5.12.14

"Pobreza não é um acidente, é o resultado de uma escolha política"

in RR

Presidente da Rede Europeia Anti-Pobreza/Portugal defende que "o declínio dos direitos não resulta de uma simples distorção dos mesmos. Acima de tudo, é uma consequência directa da lógica do mercado".

O presidente da Rede Europeia Anti-Pobreza/Portugal defendeu a ideia de que "a pobreza não é um acidente, nem uma fatalidade, é o resultado de uma escolha política e económica" e alertou para o impressionante aumento do número de pessoas a viver em risco de pobreza. Mas "porque é que os ricos estão ainda mais ricos?"

Numa conferência sobre "O mercado: a necessidade de regulamentação para uma Europa mais social, sustentável e democrática", no Porto, Agostinho Jardim considerou que "o objectivo de redução da pobreza definido pela Estratégia Europa 2020 não está a ser levado a sério".
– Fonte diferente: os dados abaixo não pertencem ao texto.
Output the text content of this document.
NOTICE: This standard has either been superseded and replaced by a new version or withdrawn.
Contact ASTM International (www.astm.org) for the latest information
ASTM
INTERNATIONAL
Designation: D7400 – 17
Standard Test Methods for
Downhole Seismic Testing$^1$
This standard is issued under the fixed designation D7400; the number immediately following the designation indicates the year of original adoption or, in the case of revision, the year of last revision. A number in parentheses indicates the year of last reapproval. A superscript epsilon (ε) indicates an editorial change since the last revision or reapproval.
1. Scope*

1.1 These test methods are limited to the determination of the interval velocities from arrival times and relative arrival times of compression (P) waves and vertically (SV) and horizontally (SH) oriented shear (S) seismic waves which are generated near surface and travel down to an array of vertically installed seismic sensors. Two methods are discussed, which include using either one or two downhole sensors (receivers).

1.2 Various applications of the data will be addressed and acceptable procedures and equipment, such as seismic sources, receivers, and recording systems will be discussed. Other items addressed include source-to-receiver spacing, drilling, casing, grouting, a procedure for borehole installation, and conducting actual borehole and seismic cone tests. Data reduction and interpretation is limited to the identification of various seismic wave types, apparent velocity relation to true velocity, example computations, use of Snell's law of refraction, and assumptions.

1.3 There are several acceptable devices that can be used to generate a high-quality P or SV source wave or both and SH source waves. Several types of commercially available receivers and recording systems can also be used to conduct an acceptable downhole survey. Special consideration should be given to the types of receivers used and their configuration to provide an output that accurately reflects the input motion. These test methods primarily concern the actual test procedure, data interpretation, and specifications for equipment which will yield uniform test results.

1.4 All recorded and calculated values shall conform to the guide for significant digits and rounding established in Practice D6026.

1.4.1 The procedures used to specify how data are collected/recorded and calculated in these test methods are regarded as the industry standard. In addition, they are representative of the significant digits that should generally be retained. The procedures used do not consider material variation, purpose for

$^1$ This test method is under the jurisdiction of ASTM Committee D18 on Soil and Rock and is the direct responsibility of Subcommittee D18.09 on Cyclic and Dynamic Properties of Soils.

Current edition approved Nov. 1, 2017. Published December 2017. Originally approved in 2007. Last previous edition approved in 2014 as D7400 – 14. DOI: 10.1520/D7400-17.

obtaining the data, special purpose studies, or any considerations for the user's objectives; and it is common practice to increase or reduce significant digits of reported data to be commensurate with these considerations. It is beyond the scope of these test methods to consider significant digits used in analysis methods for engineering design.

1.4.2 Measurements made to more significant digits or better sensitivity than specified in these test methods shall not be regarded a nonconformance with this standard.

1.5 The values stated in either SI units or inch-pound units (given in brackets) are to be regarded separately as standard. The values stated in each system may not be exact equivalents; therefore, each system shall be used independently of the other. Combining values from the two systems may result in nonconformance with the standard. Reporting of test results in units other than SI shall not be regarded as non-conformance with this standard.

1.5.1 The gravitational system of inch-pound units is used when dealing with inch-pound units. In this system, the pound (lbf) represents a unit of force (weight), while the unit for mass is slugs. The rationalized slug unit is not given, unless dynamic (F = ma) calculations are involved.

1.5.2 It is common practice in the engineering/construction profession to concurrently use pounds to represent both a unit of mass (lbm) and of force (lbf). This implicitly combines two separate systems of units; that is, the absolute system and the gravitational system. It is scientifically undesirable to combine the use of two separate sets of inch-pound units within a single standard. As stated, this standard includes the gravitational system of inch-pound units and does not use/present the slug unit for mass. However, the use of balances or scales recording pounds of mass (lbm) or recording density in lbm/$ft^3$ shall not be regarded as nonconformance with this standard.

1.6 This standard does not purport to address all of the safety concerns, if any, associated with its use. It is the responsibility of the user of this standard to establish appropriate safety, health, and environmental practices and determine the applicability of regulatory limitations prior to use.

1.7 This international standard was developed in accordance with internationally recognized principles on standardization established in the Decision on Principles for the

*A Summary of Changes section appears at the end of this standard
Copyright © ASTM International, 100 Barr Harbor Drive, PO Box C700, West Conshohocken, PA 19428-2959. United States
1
"O impressionante aumento do número de pessoas a viver em risco de pobreza, 125 milhões (25% da população europeia) é um escândalo e um sinal irrefutável e muito preocupante de que a UE não está a conseguir oferecer nenhum sinal de esperança de uma solução abrangente para a crise, com a maioria dos países a priorizar a austeridade como principal solução, predominantemente neoliberal, liderada pelos mercados e por soluções macroeconómicas".

Especialmente em países sob programas da “troika”, como é o caso de Portugal, "os efeitos perversos das prioridades macroeconómicas focalizadas na austeridade tiveram um impacto na queda do limiar de pobreza num aumento dos trabalhadores pobres associados ao aumento do desemprego, no crescimento da pobreza infantil, no progressivo desmantelamento do estado social e no aumento das desigualdades sociais", disse.

O presidente da Rede Europeia Anti-Pobreza/Portugal defende que "o declínio dos direitos não resulta de uma simples distorção dos mesmos. Acima de tudo, é uma consequência directa da lógica do mercado". Os credores e as entidades que emprestam, através de programas de assistência aos países intervencionados, não têm nenhum tipo de preocupação com os direitos humanos.

Por que é que os ricos estão ainda mais ricos?
Em muitos casos, frisou, "as condições impostas por estes programas impedem os governos de continuarem a assegurar acesso a serviços essenciais como a educação, a protecção social e a saúde, tendo pois responsabilidade sobre o impacto destes programas, particularmente quando estes coincidem com o aumento do desemprego e do número de famílias em que nenhum dos membros trabalha".

Por outro lado, salientou Agostinho Jardim, "as medidas que restringem ou reduzem as prestações socais e os direitos naturalizam a situação e remetem para os indivíduos a responsabilidade pela procura de soluções, desresponsabilizando a sociedade - e a isto, ironicamente, chamam empreendedorismo e outros eufemismos como inovação social".

Na sua opinião, a crise veio legitimar uma maior desregulamentação das relações laborais, uma ainda maior precarização do mercado de trabalho (sobretudo para os jovens) e uma naturalização do fim do modelo social europeu sob o lema não temos dinheiro. "A questão é: onde foi parar o dinheiro? Porque é que os ricos estão ainda mais ricos? Nos sabemos onde foi parar o dinheiro".

Agostinho Jardim considerou ainda que "existe hoje um sentimento generalizado de que as lideranças políticas e as instituições governamentais já não são capazes de lidar com assuntos como a distribuição da riqueza num contexto de crescente globalização e de movimento de capitais através das fronteiras nacionais".